We suggest you add to the halo catalog entries that allow quick access to substructures and progenitors. These links are used by sage and all its variants.

#generate subhalo links
vpt.GenerateSubhaloLinks(numsnaps,numhalos,halodata)
#generate progenitor links
vpt.GenerateProgenitorLinks(numsnaps,numhalos,halodata)

Now we generate forest IDs.

#building forest
#first determine how many snapshots ahead an halo's descendant can be.
maxnsnapsearch=0
for i in range(numsnaps):
    if (numhalos[i] == 0): continue
    headsnap = np.int64(halodata[i]['Head']/TEMPORALHALOIDVAL)
    maxs = np.max(headsnap-i)
    maxnsnapsearch = max(maxnsnapsearch, maxs)

ireverseorder = False
iverbose = 0
iforestcheck = False #this uses extra compute and is generally unnecessary
forestdata = vpt.GenerateForest(numsnaps, numhalos, halodata, scalefactors,
    maxnsnapsearch, ireverseorder, TEMPORALHALOIDVAL, iverbose, iforestcheck)

Save the data, seting the information regarding the simulation, tree construction, etc. These can be stored in dictionaries. Here we show the dictionary structure need to write the file.

DescriptionInfo={
        'Title':'Forest',
        'TreeBuilder' : copy.deepcopy(treedata['Header']['TreeBuilder']),
        'HaloFinder' : copy.deepcopy(treedata['Header']['HaloFinder']),
        'Flag_subhalo_links':True, 'Flag_progenitor_links':True, 'Flag_forest_ids':True, 'Flag_sorted_forest':False,
        'ParticleInfo':{
            'Flag_dm':True, 'Flag_gas':(igas==1), 'Flag_star':(istar==1), 'Flag_bh':(ibh==1), 'Flag_zoom': False,
            'Particle_mass' : {'dm':mp, 'gas':-1, 'star':-1, 'bh':-1, 'lowres':-1}
            }
        }
vpt.WriteForest(outputfname, numsnaps, numhalos, halodata, forestdata, scalefactors,
    DescriptionInfo, SimulationInfo, UnitInfo, HaloFinderConfigurationInfo
)

Using the script simply requires altering it to the desired naming convention and running it after having having run the walkable tree script.

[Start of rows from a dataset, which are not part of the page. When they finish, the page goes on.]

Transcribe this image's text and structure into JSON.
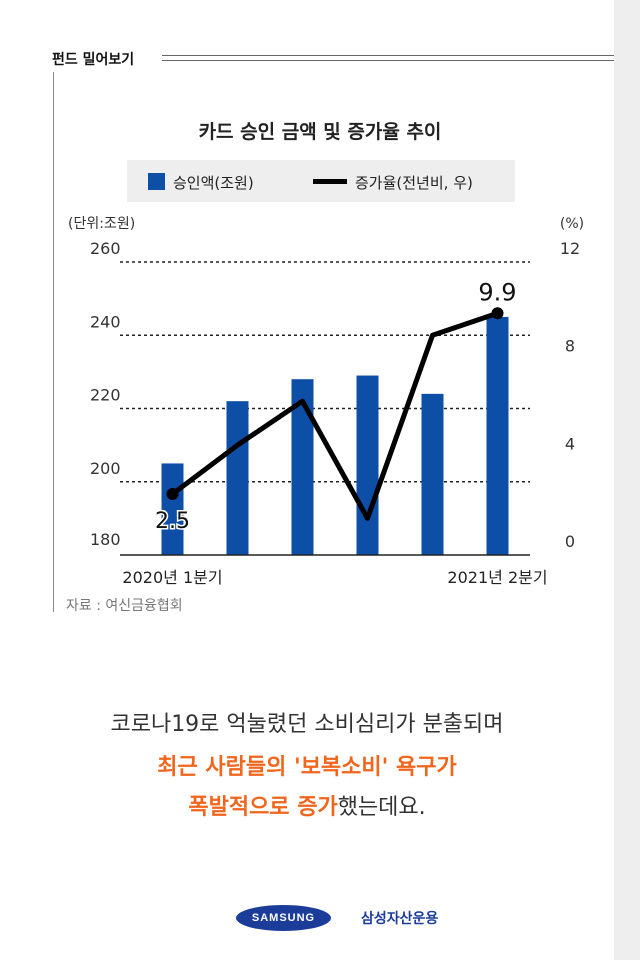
{
  "header": {
    "label": "펀드 밀어보기"
  },
  "chart_data": {
    "type": "bar",
    "title": "카드 승인 금액 및 증가율 추이",
    "legend": [
      "승인액(조원)",
      "증가율(전년비, 우)"
    ],
    "left_unit": "(단위:조원)",
    "right_unit": "(%)",
    "categories": [
      "2020년 1분기",
      "",
      "",
      "",
      "",
      "2021년 2분기"
    ],
    "series": [
      {
        "name": "승인액(조원)",
        "type": "bar",
        "axis": "left",
        "values": [
          205,
          222,
          228,
          229,
          224,
          245
        ]
      },
      {
        "name": "증가율(전년비, 우)",
        "type": "line",
        "axis": "right",
        "values": [
          2.5,
          4.5,
          6.3,
          1.5,
          9.0,
          9.9
        ]
      }
    ],
    "y_left": {
      "lim": [
        180,
        260
      ],
      "ticks": [
        "180",
        "200",
        "220",
        "240",
        "260"
      ]
    },
    "y_right": {
      "lim": [
        0,
        12
      ],
      "ticks": [
        "0",
        "4",
        "8",
        "12"
      ]
    },
    "data_labels": [
      "2.5",
      "9.9"
    ],
    "grid": true,
    "colors": {
      "bar": "#0d4ea6",
      "line": "#000000"
    }
  },
  "source": "자료 : 여신금융협회",
  "message": {
    "line1": "코로나19로 억눌렸던 소비심리가 분출되며",
    "line2": "최근 사람들의 '보복소비' 욕구가",
    "line3_highlight": "폭발적으로 증가",
    "line3_rest": "했는데요."
  },
  "footer": {
    "logo": "SAMSUNG",
    "brand": "삼성자산운용"
  }
}
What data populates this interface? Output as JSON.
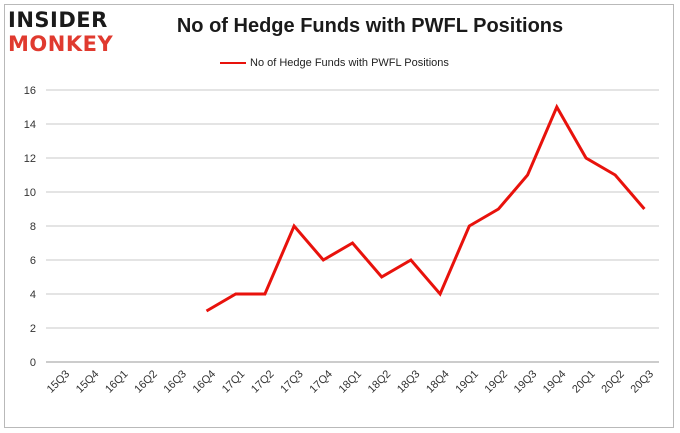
{
  "logo": {
    "top": "INSIDER",
    "bottom": "MONKEY"
  },
  "colors": {
    "line": "#e8120c",
    "grid": "#c8c8c8",
    "axis_text": "#333333",
    "logo_accent": "#e03a2f"
  },
  "chart_data": {
    "type": "line",
    "title": "No of Hedge Funds with PWFL Positions",
    "xlabel": "",
    "ylabel": "",
    "ylim": [
      0,
      16
    ],
    "yticks": [
      0,
      2,
      4,
      6,
      8,
      10,
      12,
      14,
      16
    ],
    "grid": true,
    "legend_position": "top-center",
    "categories": [
      "15Q3",
      "15Q4",
      "16Q1",
      "16Q2",
      "16Q3",
      "16Q4",
      "17Q1",
      "17Q2",
      "17Q3",
      "17Q4",
      "18Q1",
      "18Q2",
      "18Q3",
      "18Q4",
      "19Q1",
      "19Q2",
      "19Q3",
      "19Q4",
      "20Q1",
      "20Q2",
      "20Q3"
    ],
    "series": [
      {
        "name": "No of Hedge Funds with PWFL Positions",
        "values": [
          null,
          null,
          null,
          null,
          null,
          3,
          4,
          4,
          8,
          6,
          7,
          5,
          6,
          4,
          8,
          9,
          11,
          15,
          12,
          11,
          9
        ]
      }
    ]
  }
}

#we set the appropriate variables
#a specific naming convention
halocatalog_dir=halos
walkable_filename=treedir/walkabletree.hdf5
output_filename=treedir/forest
script=/dir/to/treefrog/examples/example_produce_forestID.py
python3 ${script} ${walkable_filename} ${halocatalog_dir} ${output_filename}

Generating Input for meraxes

The semi-analytic code meraxes is designed to load the forest file, which contains halo properties, tree information and forest information. No further processing of TreeFrog is required.

Generating Input for sage

The semi-analytic code sage is designed to load the forest file, which contains halo properties, tree information and forest information. The code has in-built converters to convert the information stored in the HDF5 file to its native binary format. HDF5 readers are in development. No further processing of TreeFrog is required.

Summary of steps

To produce halo merger trees for shark using scripts:

#we set the appropriate variables
treefrog_base_filename=treedir/treefrog
#base halo catalog where we assume the names are in directory and follow
#a specific naming convention
halocatalog_dir=halos
#input snapshot list
snaplist = ${treefrog_base_filename}/snaplist.txt
#num of snaps
nsnaps=200
#walkable tree
walkabletree_filename=treedir/walkabletree.hdf5

#tree frog stuff
tfdir=/dir/to/treefrog/
tf=${tfdir}/build/bin/treefrog
tfconfig=${tfdir}/examples/treefrog_sample.configuration

#post processing scripts
walkablescript=${tfdir}/examples/example_produce_walkabletree.py

#run tree frog
${tf} -i ${snaplist} -s ${nsnaps} -C ${tfconfig} -o ${base_treefrog_filename}

#walkable tree
python3 ${walkablescript} ${treefrog_base_filename} ${halocatalog_dir} ${walkabletree_filename}

Now to also produce output for sage and meraxes also run:

#walkable tree
forest_base_filename=treedir/walkabletree.hdf5

#post processing scripts
forestscript=${tfdir}/examples/example_produce_forestID.py

#forest file
python3 ${forestscript} ${walkabletree_filename} ${halocatalog_dir} ${forest_base_filename}